The complexity of a problem is the complexity (i.e., the time or memory resources required) of the most efficient algorithms for solving the problem. In this chapter, we have focused on solving problems known to have polynomial time algorithms that can be described with a polynomial expression such as O(1), O(log N), O(N), O(N log N), O(N2), O(N3).
Nondeterministic polynomial (NP) time complexity class refers to all problems that can be solved in polynomial time by a nondeterministic algorithm. A nondeterministic algorithm is a kind of algorithm that can rely on the special power of exploring infinitely many possible “alternate universes” in order to complete a computation.
Technically, all P problems are also NP problems because we already have deterministic algorithms for solving them and therefore do not need to rely on the special power of nondeterminism. NP-complete refers to all the hardest NP problems—the combinatorial problems for which we do not have deterministic polynomial-time algorithms.
Longest paths and the traveling salesperson problem (TSP) are two well-known examples of NP-complete problems. What makes both these problems difficult is that we do not have a simple rule for selecting the next element to include in the solution.
All NP-complete problems can be reduced to all the others, so an algorithm for solving any NP-complete problem solves every NP-complete problem. The question of P versus NP asks whether it is possible to design a deterministic polynomial-time algorithm for solving any—and therefore all—of these NP-complete problems.

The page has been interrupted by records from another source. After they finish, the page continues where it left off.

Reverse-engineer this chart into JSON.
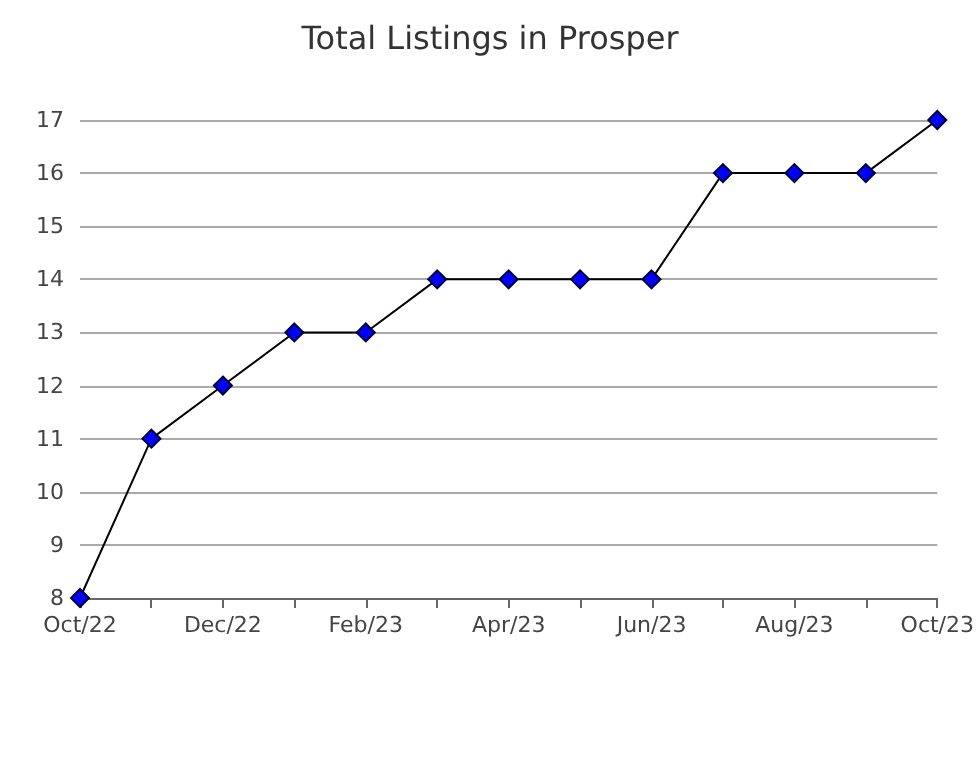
{
  "chart_data": {
    "type": "line",
    "title": "Total Listings in Prosper",
    "categories": [
      "Oct/22",
      null,
      "Dec/22",
      null,
      "Feb/23",
      null,
      "Apr/23",
      null,
      "Jun/23",
      null,
      "Aug/23",
      null,
      "Oct/23"
    ],
    "series": [
      {
        "color": "#0000ff",
        "values": [
          8,
          11,
          12,
          13,
          13,
          14,
          14,
          14,
          14,
          16,
          16,
          16,
          17
        ]
      }
    ],
    "ylim": [
      8,
      17
    ],
    "yticks": [
      8,
      9,
      10,
      11,
      12,
      13,
      14,
      15,
      16,
      17
    ],
    "grid": "y",
    "marker": "diamond",
    "line_style": "solid"
  }
}
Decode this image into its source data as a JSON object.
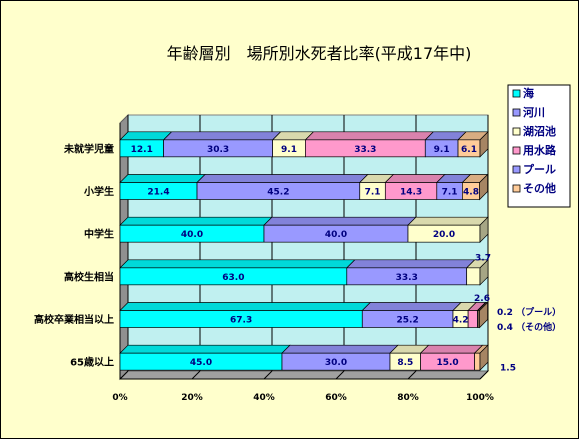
{
  "chart_data": {
    "type": "bar",
    "orientation": "horizontal",
    "stacked": "percent",
    "title": "年齢層別　場所別水死者比率(平成17年中)",
    "xlabel": "",
    "ylabel": "",
    "xlim": [
      0,
      100
    ],
    "x_ticks": [
      "0%",
      "20%",
      "40%",
      "60%",
      "80%",
      "100%"
    ],
    "grid": true,
    "legend_position": "right",
    "categories": [
      "未就学児童",
      "小学生",
      "中学生",
      "高校生相当",
      "高校卒業相当以上",
      "65歳以上"
    ],
    "series": [
      {
        "name": "海",
        "color": "#00ffff",
        "values": [
          12.1,
          21.4,
          40.0,
          63.0,
          67.3,
          45.0
        ]
      },
      {
        "name": "河川",
        "color": "#9999ff",
        "values": [
          30.3,
          45.2,
          40.0,
          33.3,
          25.2,
          30.0
        ]
      },
      {
        "name": "湖沼池",
        "color": "#ffffcc",
        "values": [
          9.1,
          7.1,
          20.0,
          3.7,
          4.2,
          8.5
        ]
      },
      {
        "name": "用水路",
        "color": "#ff99cc",
        "values": [
          33.3,
          14.3,
          0,
          0,
          2.6,
          15.0
        ]
      },
      {
        "name": "プール",
        "color": "#9999ff",
        "values": [
          9.1,
          7.1,
          0,
          0,
          0.2,
          0
        ]
      },
      {
        "name": "その他",
        "color": "#ffcc99",
        "values": [
          6.1,
          4.8,
          0,
          0,
          0.4,
          1.5
        ]
      }
    ],
    "annotations": [
      {
        "category": "高校生相当",
        "text": "3.7"
      },
      {
        "category": "高校卒業相当以上",
        "text": "2.6"
      },
      {
        "category": "高校卒業相当以上",
        "text": "0.2 （プール）"
      },
      {
        "category": "高校卒業相当以上",
        "text": "0.4 （その他）"
      },
      {
        "category": "65歳以上",
        "text": "1.5"
      }
    ]
  }
}
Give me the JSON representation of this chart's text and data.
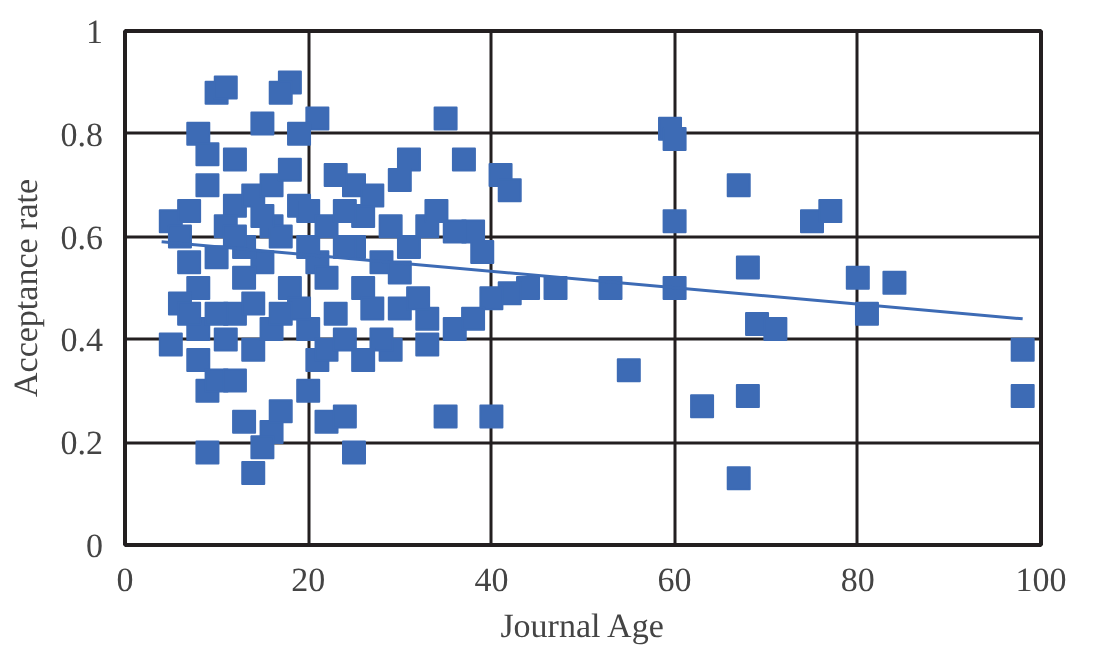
{
  "chart_data": {
    "type": "scatter",
    "xlabel": "Journal Age",
    "ylabel": "Acceptance rate",
    "xlim": [
      0,
      100
    ],
    "ylim": [
      0,
      1
    ],
    "xticks": [
      0,
      20,
      40,
      60,
      80,
      100
    ],
    "yticks": [
      0,
      {
        "value": 0.2,
        "label": "0.2"
      },
      {
        "value": 0.4,
        "label": "0.4"
      },
      {
        "value": 0.6,
        "label": "0.6"
      },
      {
        "value": 0.8,
        "label": "0.8"
      },
      1
    ],
    "grid": true,
    "marker": "square",
    "series": [
      {
        "color": "#3d6bb5",
        "x": [
          59.5,
          60,
          60,
          60,
          67,
          68,
          75,
          77,
          80,
          84,
          81,
          69,
          71,
          68,
          63,
          67,
          55,
          98,
          98,
          53,
          47,
          44,
          42,
          40,
          41,
          42,
          40,
          35,
          35,
          37,
          38,
          36,
          39,
          33,
          34,
          31,
          30,
          36,
          38,
          33,
          30,
          33,
          29,
          28,
          25,
          22,
          24,
          20,
          21,
          21,
          18,
          17,
          19,
          25,
          26,
          27,
          23,
          25,
          23,
          20,
          22,
          16,
          14,
          15,
          17,
          9,
          13,
          10,
          11,
          8,
          9,
          12,
          15,
          5,
          6,
          7,
          7,
          8,
          6,
          5,
          8,
          9,
          10,
          12,
          11,
          12,
          14,
          10,
          12,
          14,
          16,
          17,
          15,
          18,
          19,
          21,
          20,
          13,
          9,
          11,
          16,
          18,
          19,
          14,
          16,
          13,
          20,
          22,
          24,
          26,
          28,
          30,
          32,
          27,
          22,
          24,
          8,
          7,
          10,
          12,
          15,
          17,
          24,
          26,
          29,
          31
        ],
        "values": [
          0.81,
          0.79,
          0.63,
          0.5,
          0.7,
          0.54,
          0.63,
          0.65,
          0.52,
          0.51,
          0.45,
          0.43,
          0.42,
          0.29,
          0.27,
          0.13,
          0.34,
          0.38,
          0.29,
          0.5,
          0.5,
          0.5,
          0.49,
          0.48,
          0.72,
          0.69,
          0.25,
          0.25,
          0.83,
          0.75,
          0.61,
          0.61,
          0.57,
          0.62,
          0.65,
          0.75,
          0.71,
          0.42,
          0.44,
          0.39,
          0.46,
          0.44,
          0.38,
          0.4,
          0.18,
          0.24,
          0.25,
          0.3,
          0.36,
          0.83,
          0.9,
          0.88,
          0.66,
          0.7,
          0.64,
          0.68,
          0.72,
          0.58,
          0.45,
          0.42,
          0.38,
          0.22,
          0.14,
          0.19,
          0.26,
          0.18,
          0.24,
          0.88,
          0.89,
          0.8,
          0.76,
          0.75,
          0.82,
          0.63,
          0.6,
          0.65,
          0.55,
          0.5,
          0.47,
          0.39,
          0.36,
          0.3,
          0.32,
          0.32,
          0.4,
          0.45,
          0.47,
          0.56,
          0.66,
          0.68,
          0.62,
          0.6,
          0.55,
          0.5,
          0.46,
          0.55,
          0.65,
          0.58,
          0.7,
          0.62,
          0.7,
          0.73,
          0.8,
          0.38,
          0.42,
          0.52,
          0.58,
          0.62,
          0.65,
          0.5,
          0.55,
          0.53,
          0.48,
          0.46,
          0.52,
          0.58,
          0.42,
          0.45,
          0.45,
          0.6,
          0.64,
          0.45,
          0.4,
          0.36,
          0.62,
          0.58
        ]
      },
      {
        "color": "#3d6bb5",
        "type": "line",
        "marker": "none",
        "x": [
          4,
          98
        ],
        "values": [
          0.59,
          0.44
        ]
      }
    ]
  }
}
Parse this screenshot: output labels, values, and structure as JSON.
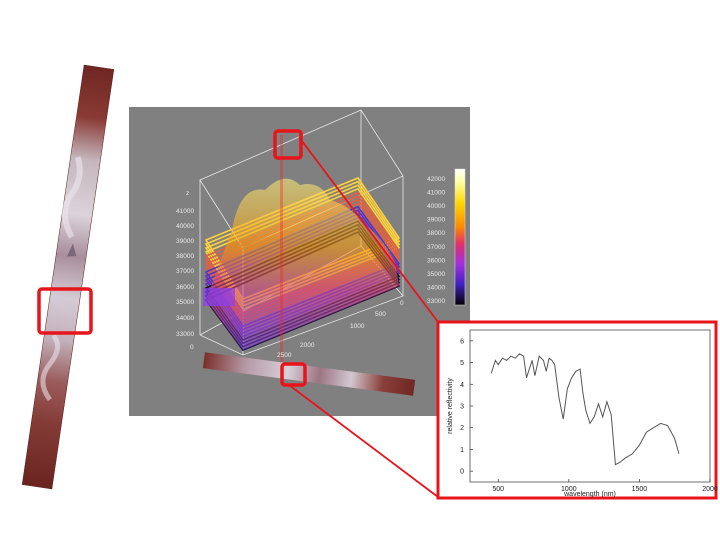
{
  "cube": {
    "z_axis_label": "z",
    "z_ticks": [
      "41000",
      "40000",
      "39000",
      "38000",
      "37000",
      "36000",
      "35000",
      "34000",
      "33000"
    ],
    "front_ticks": [
      "0",
      "2500",
      "2000"
    ],
    "depth_ticks": [
      "1000",
      "500",
      "0"
    ],
    "colorbar_ticks": [
      "42000",
      "41000",
      "40000",
      "39000",
      "38000",
      "37000",
      "36000",
      "35000",
      "34000",
      "33000"
    ]
  },
  "spectrum": {
    "xlabel": "wavelength (nm)",
    "ylabel": "relative reflectivity",
    "x_ticks": [
      500,
      1000,
      1500,
      2000
    ],
    "y_ticks": [
      0,
      1,
      2,
      3,
      4,
      5,
      6
    ],
    "xlim": [
      300,
      2000
    ],
    "ylim": [
      -0.5,
      6.5
    ],
    "x": [
      450,
      480,
      500,
      530,
      560,
      590,
      620,
      650,
      680,
      700,
      720,
      740,
      760,
      790,
      820,
      840,
      860,
      880,
      900,
      930,
      960,
      990,
      1020,
      1050,
      1080,
      1100,
      1120,
      1150,
      1180,
      1210,
      1240,
      1270,
      1300,
      1330,
      1360,
      1400,
      1450,
      1500,
      1550,
      1600,
      1650,
      1700,
      1750,
      1780
    ],
    "y": [
      4.5,
      5.1,
      4.9,
      5.2,
      5.1,
      5.3,
      5.2,
      5.4,
      5.3,
      4.3,
      4.7,
      5.1,
      4.4,
      5.3,
      5.1,
      4.6,
      5.2,
      5.1,
      4.9,
      3.4,
      2.4,
      3.8,
      4.3,
      4.6,
      4.7,
      3.6,
      2.8,
      2.2,
      2.5,
      3.1,
      2.5,
      3.2,
      2.6,
      0.3,
      0.4,
      0.6,
      0.8,
      1.2,
      1.8,
      2.0,
      2.2,
      2.1,
      1.5,
      0.8
    ],
    "line_color": "#555555",
    "grid": false
  },
  "colors": {
    "highlight": "#e8141c",
    "cube_background": "#808080"
  }
}
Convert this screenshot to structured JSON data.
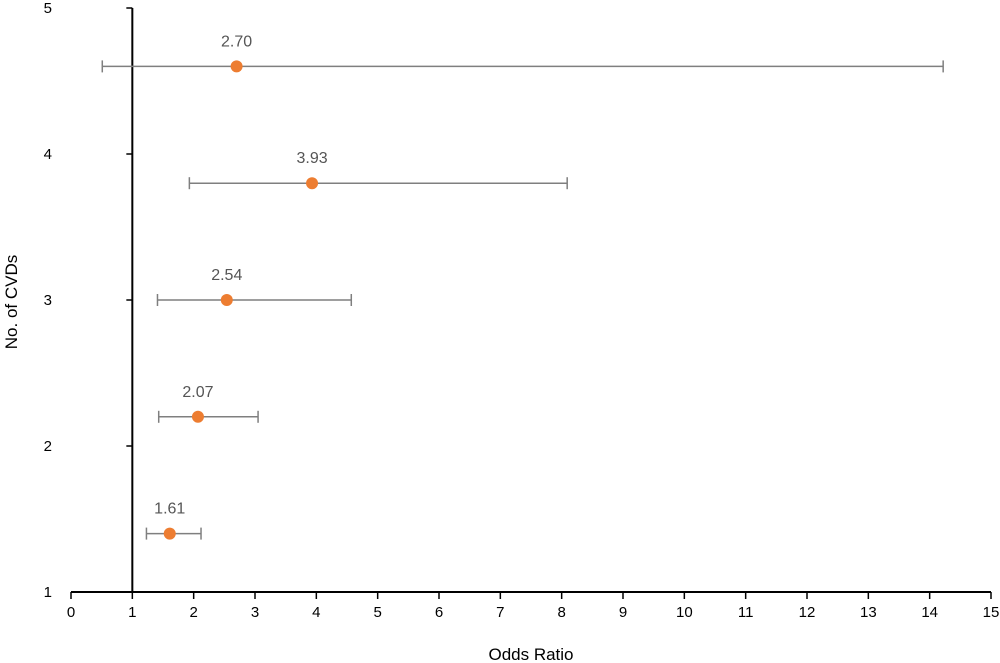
{
  "chart_data": {
    "type": "scatter",
    "title": "",
    "xlabel": "Odds Ratio",
    "ylabel": "No. of CVDs",
    "xlim": [
      0,
      15
    ],
    "ylim": [
      1,
      5
    ],
    "x_ticks": [
      "0",
      "1",
      "2",
      "3",
      "4",
      "5",
      "6",
      "7",
      "8",
      "9",
      "10",
      "11",
      "12",
      "13",
      "14",
      "15"
    ],
    "y_ticks": [
      "1",
      "2",
      "3",
      "4",
      "5"
    ],
    "y_axis_crosses_x": 1,
    "grid": false,
    "legend": "none",
    "points": [
      {
        "x": 1.61,
        "y": 1.4,
        "label": "1.61",
        "ci_low": 1.23,
        "ci_high": 2.12
      },
      {
        "x": 2.07,
        "y": 2.2,
        "label": "2.07",
        "ci_low": 1.43,
        "ci_high": 3.05
      },
      {
        "x": 2.54,
        "y": 3.0,
        "label": "2.54",
        "ci_low": 1.41,
        "ci_high": 4.57
      },
      {
        "x": 3.93,
        "y": 3.8,
        "label": "3.93",
        "ci_low": 1.93,
        "ci_high": 8.09
      },
      {
        "x": 2.7,
        "y": 4.6,
        "label": "2.70",
        "ci_low": 0.51,
        "ci_high": 14.22
      }
    ],
    "colors": {
      "point": "#ED7D31",
      "error_bar": "#7F7F7F",
      "axis": "#000000",
      "label": "#555555"
    }
  }
}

Most theoretical computer scientists believe that it is impossible to design an efficient algorithm for longest paths, TSP, or any other NP-complete problems. An efficient algorithm for any one NP-complete problems would not only directly solve routing and logistics problems but would also enable massive advancements in drug discovery through scientific simulation, for instance. It would also break essentially all modern Internet security and password systems—among thousands of other problems.